The masjid-attestation pathway
For users without a passable government ID, or who do not want to share one even with a verification vendor, the alternative path is in-person attestation at a registered masjid running the NoorMap verification ceremony. A masjid representative signs a vouching credential with the masjid’s registered key after seeing the user in person. The credential becomes Tier-3 equivalent without any document ever leaving the masjid. This pathway is being built jointly with the NoorMap project.
Security program
Operational rigor matching the architectural rigor.
Open-source code
SSO server + RP SDK + security-sensitive code published under MIT. Continuous public Git history. Security researchers can read every line.
Annual third-party penetration test
Independent security firm engaged annually; report published in summary form. Critical findings remediated before report publication.
Bug bounty
Standing program with payouts scaled to severity. Coordinated disclosure standard; researchers credited.

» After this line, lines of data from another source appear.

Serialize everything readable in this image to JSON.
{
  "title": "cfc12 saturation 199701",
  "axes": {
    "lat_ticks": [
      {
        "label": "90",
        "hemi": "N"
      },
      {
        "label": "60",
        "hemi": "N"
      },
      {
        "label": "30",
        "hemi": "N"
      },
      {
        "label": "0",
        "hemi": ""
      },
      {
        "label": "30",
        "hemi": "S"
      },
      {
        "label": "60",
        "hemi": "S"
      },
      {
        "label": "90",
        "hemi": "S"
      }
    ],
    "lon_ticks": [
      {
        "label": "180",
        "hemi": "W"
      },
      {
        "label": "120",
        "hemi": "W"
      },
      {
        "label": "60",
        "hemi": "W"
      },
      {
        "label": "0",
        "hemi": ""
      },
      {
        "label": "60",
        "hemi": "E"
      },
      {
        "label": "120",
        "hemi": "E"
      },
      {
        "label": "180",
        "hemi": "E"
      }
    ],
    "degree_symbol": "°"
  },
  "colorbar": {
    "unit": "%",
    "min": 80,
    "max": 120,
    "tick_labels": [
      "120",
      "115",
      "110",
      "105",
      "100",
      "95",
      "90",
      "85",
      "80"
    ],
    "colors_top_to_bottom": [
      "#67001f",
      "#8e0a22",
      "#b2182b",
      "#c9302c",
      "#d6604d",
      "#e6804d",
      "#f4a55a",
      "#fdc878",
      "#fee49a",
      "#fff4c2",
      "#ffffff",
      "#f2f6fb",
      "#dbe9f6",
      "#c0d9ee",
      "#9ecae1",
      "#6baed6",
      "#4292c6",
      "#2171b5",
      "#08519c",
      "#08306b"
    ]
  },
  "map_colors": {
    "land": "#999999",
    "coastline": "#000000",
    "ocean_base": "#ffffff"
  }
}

Cryptographic key management
Production keys held in cloud HSM (AWS CloudHSM-equivalent on a non-Google-non-AWS host; or on-prem HSM). Rotation quarterly; previous key retained for in-flight token verification.
Incident-response protocol
Charter-published incident playbook. User-affecting incidents disclosed within 72 hours per GDPR-equivalent standard regardless of jurisdiction.

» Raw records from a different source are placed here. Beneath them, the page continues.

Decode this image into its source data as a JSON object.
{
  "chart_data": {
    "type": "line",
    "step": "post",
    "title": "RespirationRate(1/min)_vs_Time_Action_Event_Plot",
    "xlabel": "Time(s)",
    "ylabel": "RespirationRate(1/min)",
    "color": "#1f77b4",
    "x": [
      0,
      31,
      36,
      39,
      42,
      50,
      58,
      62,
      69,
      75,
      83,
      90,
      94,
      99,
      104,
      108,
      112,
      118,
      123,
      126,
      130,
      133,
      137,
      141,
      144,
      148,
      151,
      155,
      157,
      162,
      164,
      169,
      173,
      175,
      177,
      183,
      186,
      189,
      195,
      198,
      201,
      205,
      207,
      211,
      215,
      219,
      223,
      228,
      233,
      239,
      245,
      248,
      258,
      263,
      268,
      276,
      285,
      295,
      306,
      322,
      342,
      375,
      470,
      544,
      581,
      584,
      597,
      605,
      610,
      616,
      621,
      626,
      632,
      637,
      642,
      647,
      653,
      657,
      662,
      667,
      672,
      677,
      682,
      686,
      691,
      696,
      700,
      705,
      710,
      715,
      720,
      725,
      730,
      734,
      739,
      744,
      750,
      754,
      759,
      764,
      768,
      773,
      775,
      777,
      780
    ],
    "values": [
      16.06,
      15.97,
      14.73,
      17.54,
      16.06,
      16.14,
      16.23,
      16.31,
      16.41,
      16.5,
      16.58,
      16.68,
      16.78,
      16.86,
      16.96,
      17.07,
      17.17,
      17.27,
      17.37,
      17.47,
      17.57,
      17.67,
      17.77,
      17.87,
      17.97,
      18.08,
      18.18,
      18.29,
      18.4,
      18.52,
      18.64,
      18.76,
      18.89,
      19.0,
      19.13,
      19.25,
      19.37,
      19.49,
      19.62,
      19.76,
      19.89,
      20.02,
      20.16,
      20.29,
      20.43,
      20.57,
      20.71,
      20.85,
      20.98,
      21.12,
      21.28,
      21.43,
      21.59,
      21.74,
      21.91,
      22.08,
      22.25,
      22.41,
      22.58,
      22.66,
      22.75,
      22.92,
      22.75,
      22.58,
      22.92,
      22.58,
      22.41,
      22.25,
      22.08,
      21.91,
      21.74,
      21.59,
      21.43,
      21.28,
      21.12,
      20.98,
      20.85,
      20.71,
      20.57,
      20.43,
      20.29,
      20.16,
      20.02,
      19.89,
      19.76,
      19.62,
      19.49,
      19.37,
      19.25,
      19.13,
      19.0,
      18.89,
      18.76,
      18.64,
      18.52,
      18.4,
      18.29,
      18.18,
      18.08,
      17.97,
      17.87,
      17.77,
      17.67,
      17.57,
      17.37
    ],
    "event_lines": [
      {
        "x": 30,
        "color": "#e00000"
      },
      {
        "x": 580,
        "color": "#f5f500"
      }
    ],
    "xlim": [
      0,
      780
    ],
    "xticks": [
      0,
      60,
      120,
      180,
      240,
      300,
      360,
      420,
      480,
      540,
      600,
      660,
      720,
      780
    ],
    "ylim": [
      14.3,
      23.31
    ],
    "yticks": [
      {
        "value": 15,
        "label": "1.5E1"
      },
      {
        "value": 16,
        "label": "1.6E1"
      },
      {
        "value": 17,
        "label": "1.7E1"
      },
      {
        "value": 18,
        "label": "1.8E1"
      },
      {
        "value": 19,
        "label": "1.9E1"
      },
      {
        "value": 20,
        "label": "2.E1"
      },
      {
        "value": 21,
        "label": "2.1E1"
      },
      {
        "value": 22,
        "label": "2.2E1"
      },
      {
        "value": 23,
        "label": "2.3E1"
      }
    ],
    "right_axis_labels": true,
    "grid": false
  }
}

Per-jurisdiction data residency
EU users opt into EU-hosted identity. North American users on North-American-hosted (non-US-cloud-provider option available). Other regions added as the network grows.
Where we deliberately do NOT host
Infrastructure choices that follow from the threat model.
- ✕Not on Google Cloud Platform. Project Nimbus, Project Maven, the announced Palantir AIP partnership.
- ✕Not on Microsoft Azure. JWCC, HoloLens IVAS, the announced Palantir Foundry partnership.
- ✕Not on AWS GovCloud.The CIA C2S / C2E platform and Palantir Federal’s primary deployment surface.
- ✕No third-party tracking SDKs. No Google Analytics, Meta Pixel, TikTok Pixel, Hotjar, or session-replay vendors on UmmahPassport pages.
- ✓Hosted on independent infrastructure. Options include Hetzner, OVHcloud, and DigitalOcean for North American / European hosting; comparable independent providers per region. None of these vendors hold the contracts above.